Monday, April 8, 2013

Salty Water Threatens Oases Farms in Morocco

Here is a post from by some researchers from Duke University. It discusses water issues in the desert areas of Morocco and some possible upcoming challenges. The original post contains a link to the full study.

Salty water threatens Morocco’s oases farms

Credit: Nathaniel Warner/Duke University

DUKE (US) — Efforts to divert water from mountains in Morocco to irrigate oases farms have dramatically increased the natural saltiness of groundwater.

For more than 40 years, snowmelt and runoff from Morocco’s High Atlas Mountains has been dammed and redirected hundreds of kilometers to the south to irrigate oases farms in the arid, sub-Saharan Draa Basin.

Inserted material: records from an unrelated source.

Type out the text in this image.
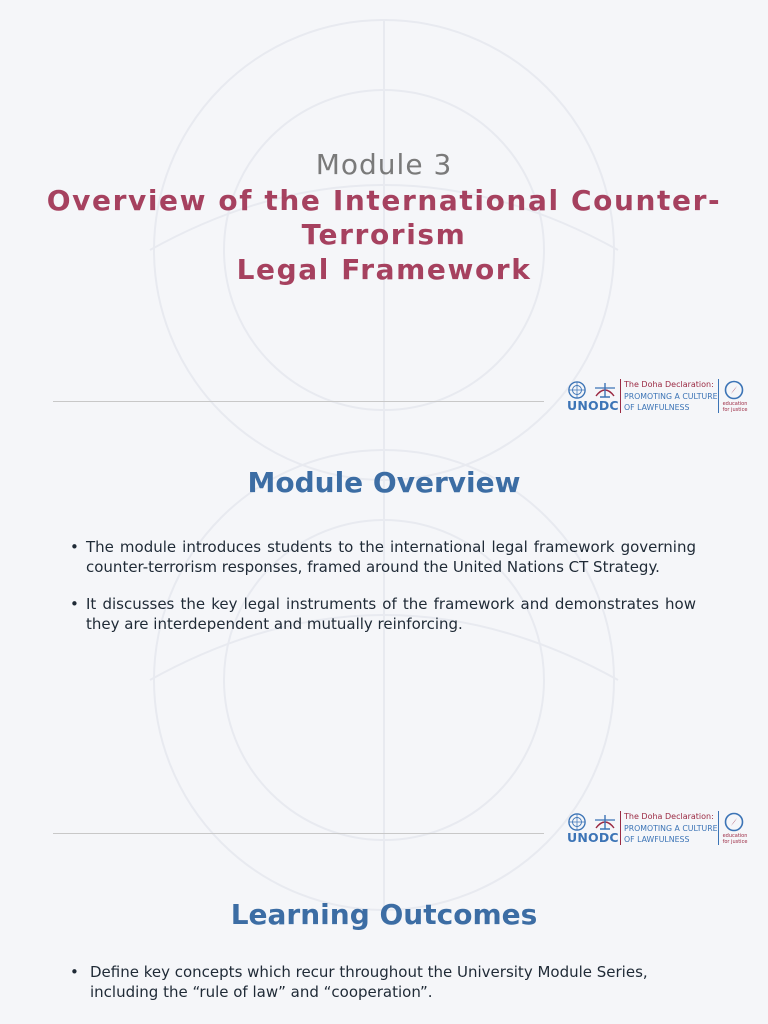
Module 3
Overview of the International Counter-
Terrorism
Legal Framework
UNODC
The Doha Declaration:
PROMOTING A CULTURE
OF LAWFULNESS	education for justice
Module Overview
• The module introduces students to the international legal framework governing counter-terrorism responses, framed around the United Nations CT Strategy.
• It discusses the key legal instruments of the framework and demonstrates how they are interdependent and mutually reinforcing.
UNODC
The Doha Declaration:
PROMOTING A CULTURE
OF LAWFULNESS	education for justice
Learning Outcomes
• Define key concepts which recur throughout the University Module Series, including the “rule of law” and “cooperation”.
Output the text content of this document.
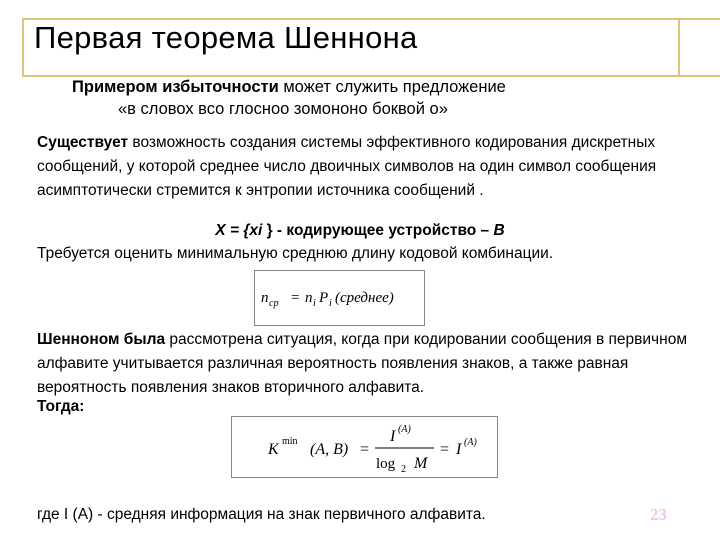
Первая теорема Шеннона
Примером избыточности может служить предложение
«в словох всо глосноо зомононо боквой о»

Существует возможность создания системы эффективного кодирования дискретных сообщений, у которой среднее число двоичных символов на один символ сообщения асимптотически стремится к энтропии источника сообщений .

X = {xi } - кодирующее устройство – B
Требуется оценить минимальную среднюю длину кодовой комбинации.
n ср = n i P i (среднее)

Шенноном была рассмотрена ситуация, когда при кодировании сообщения в первичном алфавите учитывается различная вероятность появления знаков, а также равная вероятность появления знаков вторичного алфавита.

Тогда:
K min (A, B) =
I (A)
log 2 M
= I (A)
где I (A) - средняя информация на знак первичного алфавита.	23
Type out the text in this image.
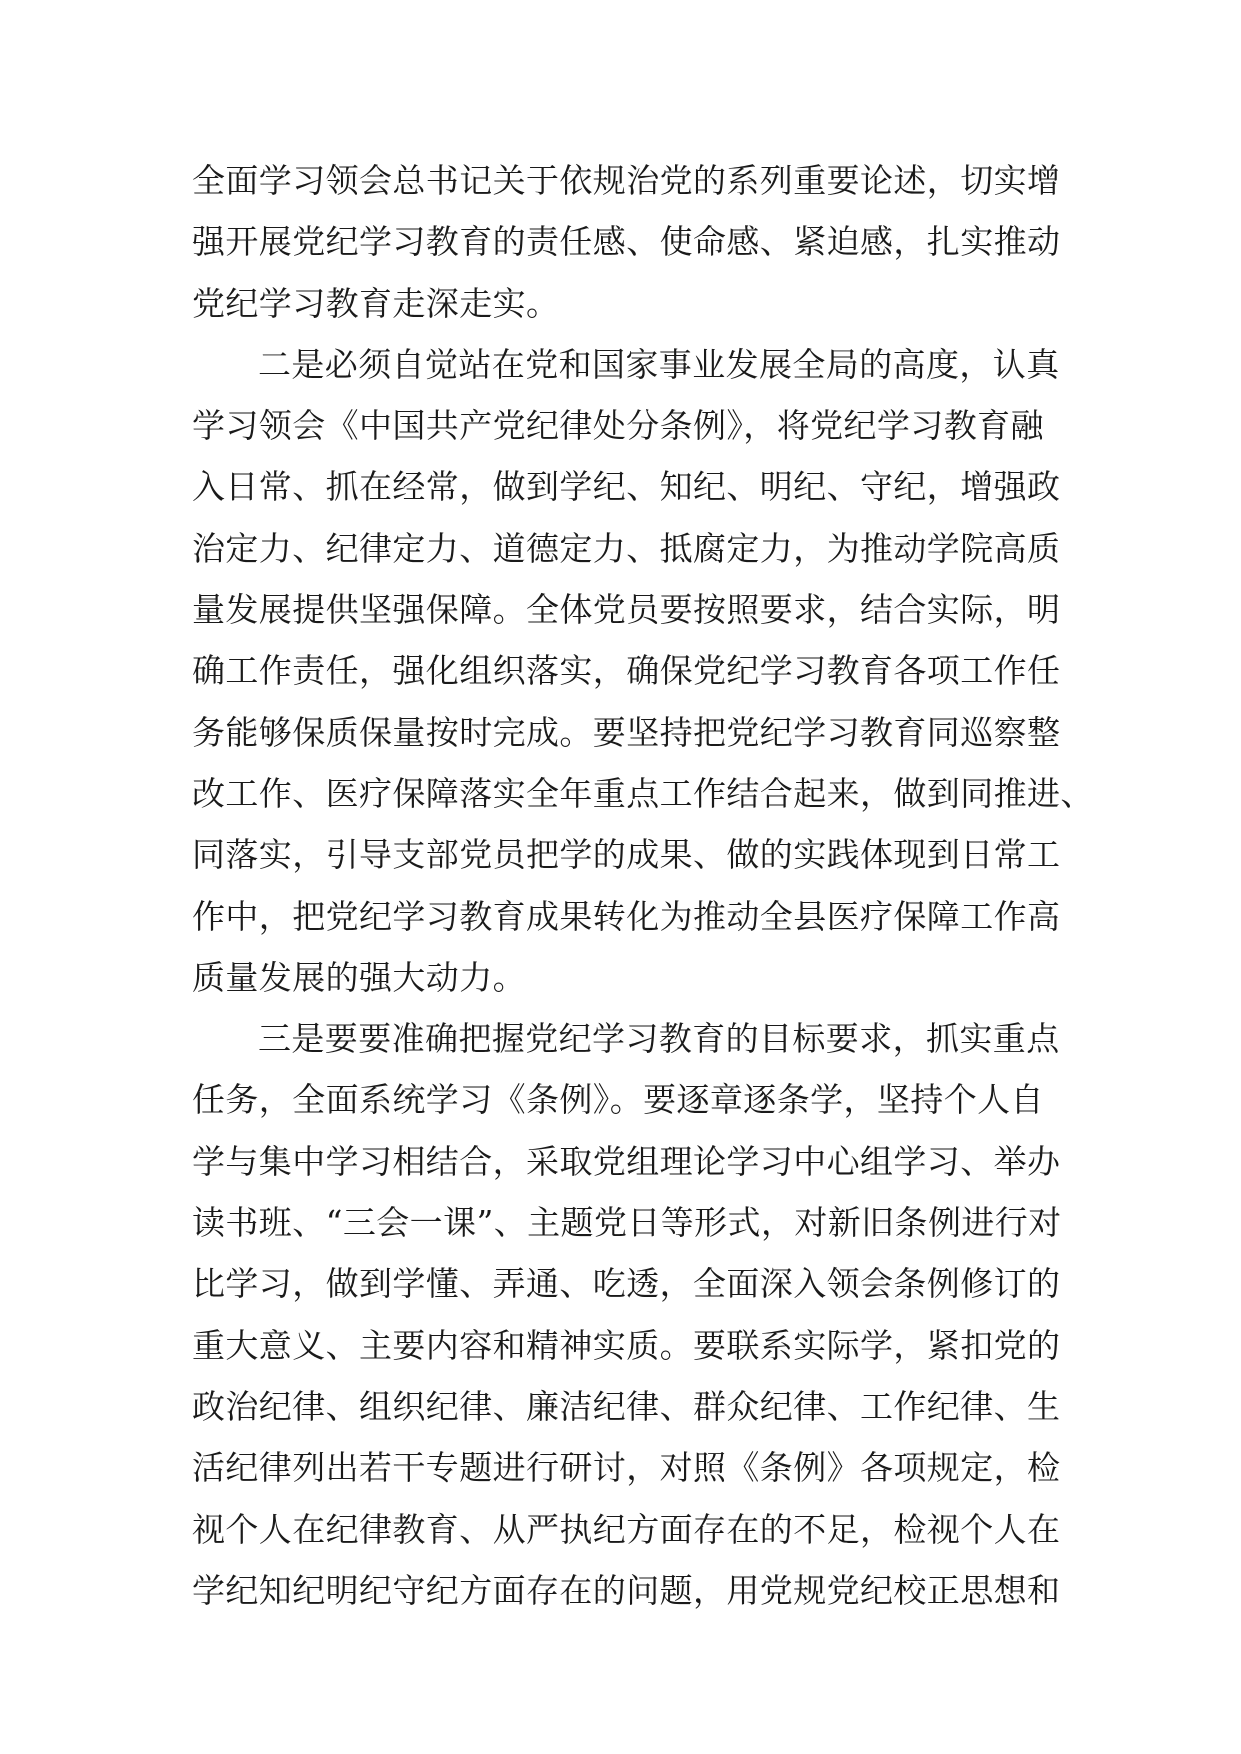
全面学习领会总书记关于依规治党的系列重要论述，切实增
强开展党纪学习教育的责任感、使命感、紧迫感，扎实推动
党纪学习教育走深走实。
二是必须自觉站在党和国家事业发展全局的高度，认真
学习领会《中国共产党纪律处分条例》，将党纪学习教育融
入日常、抓在经常，做到学纪、知纪、明纪、守纪，增强政
治定力、纪律定力、道德定力、抵腐定力，为推动学院高质
量发展提供坚强保障。全体党员要按照要求，结合实际，明
确工作责任，强化组织落实，确保党纪学习教育各项工作任
务能够保质保量按时完成。要坚持把党纪学习教育同巡察整
改工作、医疗保障落实全年重点工作结合起来，做到同推进、
同落实，引导支部党员把学的成果、做的实践体现到日常工
作中，把党纪学习教育成果转化为推动全县医疗保障工作高
质量发展的强大动力。
三是要要准确把握党纪学习教育的目标要求，抓实重点
任务，全面系统学习《条例》。要逐章逐条学，坚持个人自
学与集中学习相结合，采取党组理论学习中心组学习、举办
读书班、“三会一课”、主题党日等形式，对新旧条例进行对
比学习，做到学懂、弄通、吃透，全面深入领会条例修订的
重大意义、主要内容和精神实质。要联系实际学，紧扣党的
政治纪律、组织纪律、廉洁纪律、群众纪律、工作纪律、生
活纪律列出若干专题进行研讨，对照《条例》各项规定，检
视个人在纪律教育、从严执纪方面存在的不足，检视个人在
学纪知纪明纪守纪方面存在的问题，用党规党纪校正思想和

Researchers from Duke University and Ibn Zohr University in Agadir, Morocco, measured dissolved salt levels as high as 12,000 milligrams per liter at some locations—far above the 1,000 to 2,000 milligrams per liter most crops can tolerate.

Dissolved salt levels in the groundwater of the three southernmost farm oases are now so high they endanger the long-term sustainability of date palm farming there.

“The flow of imported surface water onto farm fields has caused natural salts in the desert soil and underlying rock strata to dissolve and leach into local groundwater supplies,” says Avner Vengosh, professor of geochemistry and water quality at Duke’s Nicholas School of the Environment. “Over time, the buildup of dissolved salt levels has become irreversible.”